Grade 6 · Texas Essential Knowledge and Skills (TEKS) · TEKS 2012
Standard Unwrapping
AI-generated as a starting point — sign in to edit.Vocabulary
dividingrational numbermultiplyingreciprocalequivalent values
Skills
- recognize (when dividing by a rational number is equivalent to multiplying by its reciprocal) #dok2
- demonstrate (the process of multiplying by a reciprocal to determine equivalence) #dok2
- explain (why division by a rational number is equivalent to multiplication by its reciprocal) #dok3
- apply (the concept to solve problems involving division of rational numbers) #dok3
Learning Targets
- I can identify the reciprocal of a given rational number. #dok1
- I can describe what it means to divide by a rational number and to multiply by its reciprocal. #dok2
- I can determine if two mathematical expressions are equivalent when using division and multiplication by reciprocals. #dok2
- I can justify why dividing by a rational number gives the same result as multiplying by its reciprocal. #dok3
- I can solve real-world and mathematical problems by choosing to divide by a rational number or multiply by its reciprocal. #dok3
Big Ideas
- Dividing by a rational number is always the same as multiplying by its reciprocal.

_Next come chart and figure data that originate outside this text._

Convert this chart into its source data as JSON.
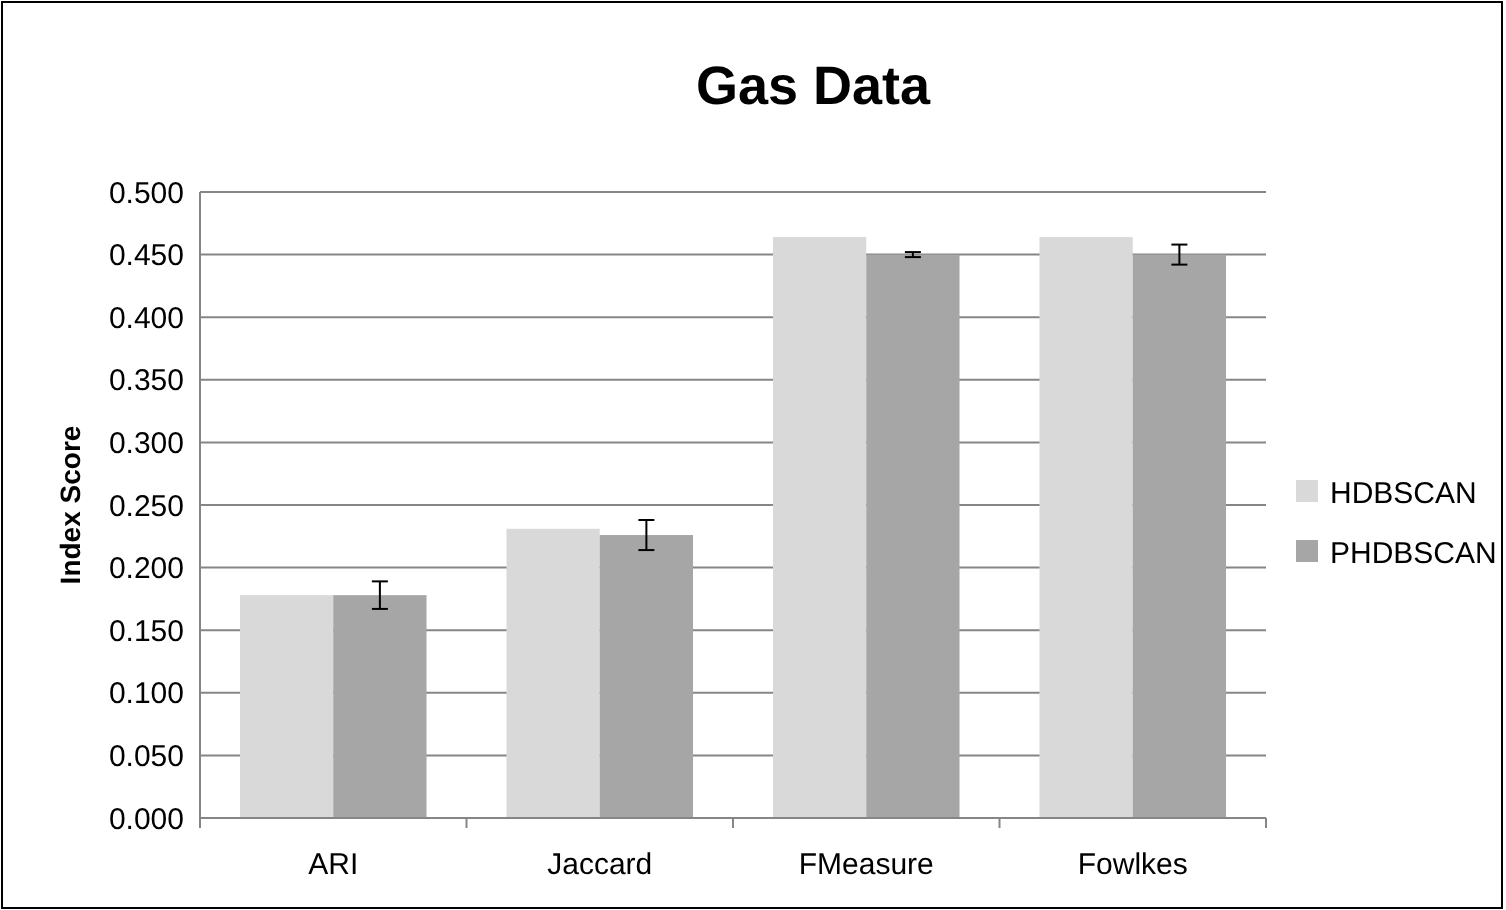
{
  "chart_data": {
    "type": "bar",
    "title": "Gas Data",
    "ylabel": "Index Score",
    "categories": [
      "ARI",
      "Jaccard",
      "FMeasure",
      "Fowlkes"
    ],
    "series": [
      {
        "name": "HDBSCAN",
        "color": "#d9d9d9",
        "values": [
          0.178,
          0.231,
          0.464,
          0.464
        ]
      },
      {
        "name": "PHDBSCAN",
        "color": "#a6a6a6",
        "values": [
          0.178,
          0.226,
          0.45,
          0.45
        ],
        "errors": [
          0.011,
          0.012,
          0.002,
          0.008
        ]
      }
    ],
    "ylim": [
      0,
      0.5
    ],
    "yticks": [
      {
        "value": 0,
        "label": "0.000"
      },
      {
        "value": 0.05,
        "label": "0.050"
      },
      {
        "value": 0.1,
        "label": "0.100"
      },
      {
        "value": 0.15,
        "label": "0.150"
      },
      {
        "value": 0.2,
        "label": "0.200"
      },
      {
        "value": 0.25,
        "label": "0.250"
      },
      {
        "value": 0.3,
        "label": "0.300"
      },
      {
        "value": 0.35,
        "label": "0.350"
      },
      {
        "value": 0.4,
        "label": "0.400"
      },
      {
        "value": 0.45,
        "label": "0.450"
      },
      {
        "value": 0.5,
        "label": "0.500"
      }
    ],
    "grid": "y",
    "legend": "right"
  }
}
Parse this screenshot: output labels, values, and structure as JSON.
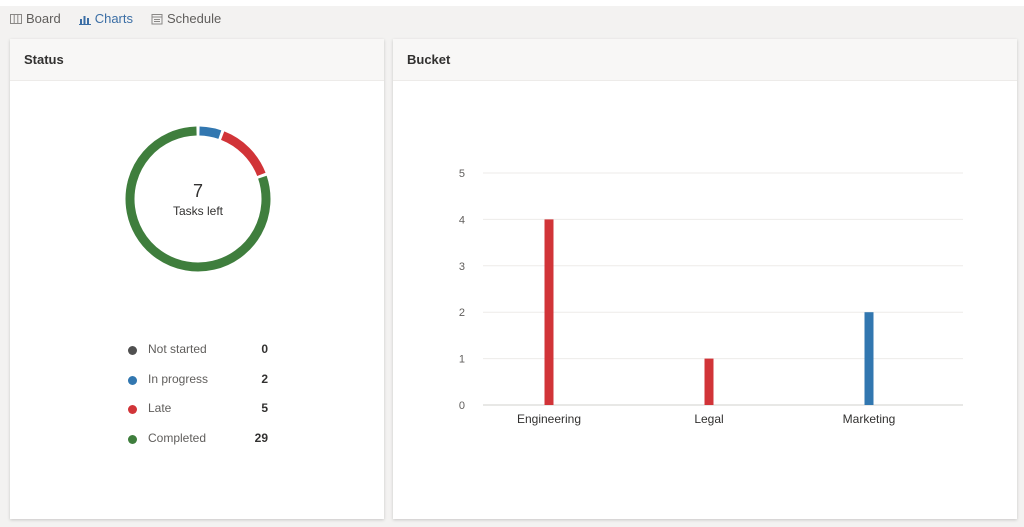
{
  "nav": {
    "items": [
      {
        "label": "Board",
        "icon": "board-icon",
        "active": false
      },
      {
        "label": "Charts",
        "icon": "charts-icon",
        "active": true
      },
      {
        "label": "Schedule",
        "icon": "schedule-icon",
        "active": false
      }
    ]
  },
  "status": {
    "title": "Status",
    "center_number": "7",
    "center_label": "Tasks left",
    "legend": [
      {
        "label": "Not started",
        "count": 0,
        "color": "#505050"
      },
      {
        "label": "In progress",
        "count": 2,
        "color": "#3277b0"
      },
      {
        "label": "Late",
        "count": 5,
        "color": "#d13438"
      },
      {
        "label": "Completed",
        "count": 29,
        "color": "#3f7e3d"
      }
    ]
  },
  "bucket": {
    "title": "Bucket"
  },
  "chart_data": [
    {
      "type": "pie",
      "title": "Status",
      "categories": [
        "Not started",
        "In progress",
        "Late",
        "Completed"
      ],
      "values": [
        0,
        2,
        5,
        29
      ],
      "colors": [
        "#505050",
        "#3277b0",
        "#d13438",
        "#3f7e3d"
      ],
      "donut": true,
      "legend": "bottom"
    },
    {
      "type": "bar",
      "title": "Bucket",
      "categories": [
        "Engineering",
        "Legal",
        "Marketing"
      ],
      "values": [
        4,
        1,
        2
      ],
      "colors": [
        "#d13438",
        "#d13438",
        "#3277b0"
      ],
      "ylim": [
        0,
        5
      ],
      "yticks": [
        0,
        1,
        2,
        3,
        4,
        5
      ],
      "grid": true
    }
  ]
}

- Understanding the relationship between division and multiplication by reciprocals helps solve complex problems more efficiently.
Essential Questions
- What is a reciprocal, and how do you find it for any rational number?

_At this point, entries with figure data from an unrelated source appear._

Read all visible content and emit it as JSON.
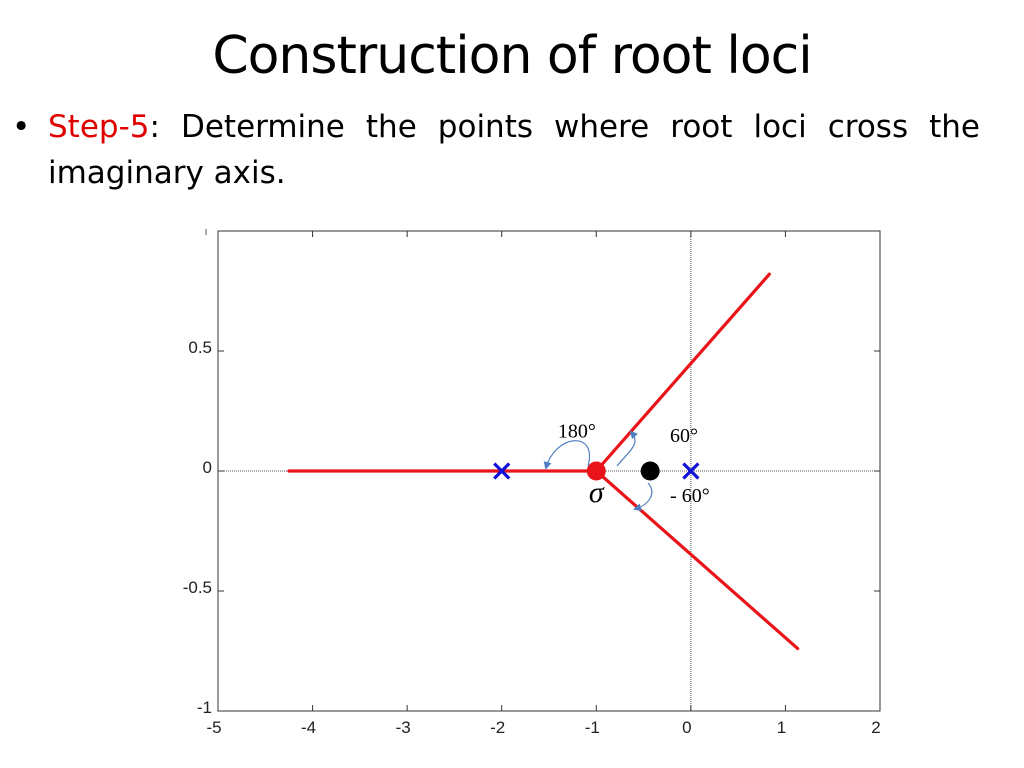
{
  "slide": {
    "title": "Construction of root loci",
    "bullet_marker": "•",
    "step_label": "Step-5",
    "step_text": ": Determine the points where root loci cross the imaginary axis."
  },
  "colors": {
    "locus": "#e8141a",
    "pole": "#1010d8",
    "centroid": "#e8141a",
    "zero_point": "#000000",
    "annotation_arrow": "#4f7fc0",
    "step_label": "#e00000"
  },
  "chart_data": {
    "type": "scatter",
    "title": "",
    "xlabel": "",
    "ylabel": "",
    "xlim": [
      -5,
      2
    ],
    "ylim": [
      -1,
      1
    ],
    "x_ticks": [
      -5,
      -4,
      -3,
      -2,
      -1,
      0,
      1,
      2
    ],
    "x_tick_labels": [
      "-5",
      "-4",
      "-3",
      "-2",
      "-1",
      "0",
      "1",
      "2"
    ],
    "y_ticks": [
      -1,
      -0.5,
      0,
      0.5
    ],
    "y_tick_labels": [
      "-1",
      "-0.5",
      "0",
      "0.5"
    ],
    "grid": false,
    "axis_lines": true,
    "loci": [
      {
        "name": "",
        "points": [
          [
            -4.25,
            0
          ],
          [
            -1,
            0
          ]
        ]
      },
      {
        "name": "",
        "points": [
          [
            -1,
            0
          ],
          [
            0.83,
            0.82
          ]
        ]
      },
      {
        "name": "",
        "points": [
          [
            -1,
            0
          ],
          [
            1.13,
            -0.74
          ]
        ]
      }
    ],
    "poles": [
      [
        -2,
        0
      ],
      [
        0,
        0
      ]
    ],
    "centroid": [
      -1,
      0
    ],
    "marked_point": [
      -0.43,
      0
    ],
    "annotations": [
      {
        "text": "180°",
        "at": [
          -1.3,
          0.14
        ]
      },
      {
        "text": "60°",
        "at": [
          -0.22,
          0.12
        ]
      },
      {
        "text": "- 60°",
        "at": [
          -0.22,
          -0.13
        ]
      },
      {
        "text": "σ",
        "at": [
          -1,
          -0.13
        ]
      }
    ]
  }
}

- Why does dividing by a rational number produce the same result as multiplying by its reciprocal?
- How can you demonstrate the equivalence of dividing and multiplying by a reciprocal using examples?
- In what situations might you choose to multiply by a reciprocal instead of dividing?
- How does understanding reciprocals help in simplifying and solving mathematical problems?